Going async with Azure and the PHP SDK for a massive performance boost

Regular readers will know that I make extensive use of Azure Table Storage in both Report URI and Security Headers. As Report URI has grown and we’re now processing billions of reports per month for our users we’re always interested in performance or efficiency savings wherever possible. We recently launched a whole new bunch of features and behind the scenes there was a pretty sweet performance tweak.
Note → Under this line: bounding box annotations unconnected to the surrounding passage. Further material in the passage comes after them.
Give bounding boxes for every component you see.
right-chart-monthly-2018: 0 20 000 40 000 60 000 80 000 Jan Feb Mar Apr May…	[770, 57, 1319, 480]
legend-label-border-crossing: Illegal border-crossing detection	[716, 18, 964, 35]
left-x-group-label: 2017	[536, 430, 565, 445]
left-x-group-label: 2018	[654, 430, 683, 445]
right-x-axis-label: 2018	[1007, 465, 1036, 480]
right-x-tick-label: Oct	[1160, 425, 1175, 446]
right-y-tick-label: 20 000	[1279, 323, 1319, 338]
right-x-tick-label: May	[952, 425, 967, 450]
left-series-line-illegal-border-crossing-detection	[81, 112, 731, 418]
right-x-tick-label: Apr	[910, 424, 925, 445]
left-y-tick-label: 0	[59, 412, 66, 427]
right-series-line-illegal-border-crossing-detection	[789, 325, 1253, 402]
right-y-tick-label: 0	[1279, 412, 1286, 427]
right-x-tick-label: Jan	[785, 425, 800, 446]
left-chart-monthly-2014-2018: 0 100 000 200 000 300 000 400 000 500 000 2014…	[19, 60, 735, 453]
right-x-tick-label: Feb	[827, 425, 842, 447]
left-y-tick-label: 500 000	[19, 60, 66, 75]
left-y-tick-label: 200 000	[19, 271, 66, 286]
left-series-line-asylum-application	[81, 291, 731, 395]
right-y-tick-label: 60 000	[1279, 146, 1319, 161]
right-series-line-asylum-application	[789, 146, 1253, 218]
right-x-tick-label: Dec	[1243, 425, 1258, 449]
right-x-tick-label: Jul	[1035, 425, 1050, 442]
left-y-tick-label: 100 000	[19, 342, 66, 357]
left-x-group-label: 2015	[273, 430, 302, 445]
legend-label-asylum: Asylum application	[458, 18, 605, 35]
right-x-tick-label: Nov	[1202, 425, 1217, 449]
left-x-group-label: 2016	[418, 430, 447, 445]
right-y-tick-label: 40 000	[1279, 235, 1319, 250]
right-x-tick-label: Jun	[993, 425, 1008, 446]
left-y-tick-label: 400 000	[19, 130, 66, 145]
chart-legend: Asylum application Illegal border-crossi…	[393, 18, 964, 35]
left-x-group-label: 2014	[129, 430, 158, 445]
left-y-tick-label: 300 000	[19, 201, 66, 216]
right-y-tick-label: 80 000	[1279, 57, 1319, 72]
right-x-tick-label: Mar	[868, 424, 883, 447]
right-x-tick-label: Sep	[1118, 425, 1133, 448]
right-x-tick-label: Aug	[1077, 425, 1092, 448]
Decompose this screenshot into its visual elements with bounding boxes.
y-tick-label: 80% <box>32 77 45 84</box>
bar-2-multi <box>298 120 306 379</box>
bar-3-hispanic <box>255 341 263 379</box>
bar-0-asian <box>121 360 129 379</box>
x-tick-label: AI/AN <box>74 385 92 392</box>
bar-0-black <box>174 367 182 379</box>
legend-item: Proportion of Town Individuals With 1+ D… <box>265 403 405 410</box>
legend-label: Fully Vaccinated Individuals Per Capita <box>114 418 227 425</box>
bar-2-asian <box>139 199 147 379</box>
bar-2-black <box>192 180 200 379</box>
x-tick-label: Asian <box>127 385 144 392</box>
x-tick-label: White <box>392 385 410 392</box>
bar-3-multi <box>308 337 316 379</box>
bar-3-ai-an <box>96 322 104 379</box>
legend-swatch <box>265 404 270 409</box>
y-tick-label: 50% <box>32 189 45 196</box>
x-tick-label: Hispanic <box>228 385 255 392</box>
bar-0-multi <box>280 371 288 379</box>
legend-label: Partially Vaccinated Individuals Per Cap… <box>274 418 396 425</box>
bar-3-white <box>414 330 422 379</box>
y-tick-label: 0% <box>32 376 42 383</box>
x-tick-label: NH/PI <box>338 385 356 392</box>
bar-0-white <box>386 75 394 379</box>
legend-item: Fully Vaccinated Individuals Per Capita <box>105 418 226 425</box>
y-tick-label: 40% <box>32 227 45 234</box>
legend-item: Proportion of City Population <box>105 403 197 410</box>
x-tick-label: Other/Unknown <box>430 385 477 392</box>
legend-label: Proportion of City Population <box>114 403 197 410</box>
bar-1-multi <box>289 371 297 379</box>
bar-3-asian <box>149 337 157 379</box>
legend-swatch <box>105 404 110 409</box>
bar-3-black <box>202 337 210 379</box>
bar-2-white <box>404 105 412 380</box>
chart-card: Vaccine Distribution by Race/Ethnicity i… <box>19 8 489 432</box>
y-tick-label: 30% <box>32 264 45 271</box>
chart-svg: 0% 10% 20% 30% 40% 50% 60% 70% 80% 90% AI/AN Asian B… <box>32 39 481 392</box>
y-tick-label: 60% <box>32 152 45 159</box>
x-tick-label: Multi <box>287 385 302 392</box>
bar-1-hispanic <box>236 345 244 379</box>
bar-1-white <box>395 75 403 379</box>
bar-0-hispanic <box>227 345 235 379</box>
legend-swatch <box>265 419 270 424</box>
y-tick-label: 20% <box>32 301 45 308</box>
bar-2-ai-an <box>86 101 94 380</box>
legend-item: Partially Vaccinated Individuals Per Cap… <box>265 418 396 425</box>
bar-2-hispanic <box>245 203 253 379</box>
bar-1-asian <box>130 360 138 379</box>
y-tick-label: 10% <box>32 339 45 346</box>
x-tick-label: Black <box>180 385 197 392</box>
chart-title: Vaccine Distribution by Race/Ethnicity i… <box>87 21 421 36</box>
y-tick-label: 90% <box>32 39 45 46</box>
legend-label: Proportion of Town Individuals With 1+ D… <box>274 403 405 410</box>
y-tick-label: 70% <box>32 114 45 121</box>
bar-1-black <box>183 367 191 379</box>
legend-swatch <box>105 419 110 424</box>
A quick intro to Table Storage

I have loads of blogs on our use of table storage so you can always dig into those if you want the technical details but at a really high level Table Storage is a key:value store. You can put something in with a key and then query it back out with the key, and, well, that’s pretty much it! The key is actually a combination of two parts, called the Partition Key and Row Key, which allow for some flexibility when querying, and entities (rows for relational database people) can have properties (columns, except no schema). We put reports into Table Storage using a variety of PK and RK combinations that allow us to query them out really efficiently and we also store a running counter that we increment ourselves as that’s faster and easier than trying to count all of the rows when you’re looking for something like the total number of reports for a given day for example.

PK: csp26092018
RK: total
count: 12489


The problem

If we want to draw a graph of CSP reports for the last week then we need to pull back 7 entities, the total count for today and the 6 previous days.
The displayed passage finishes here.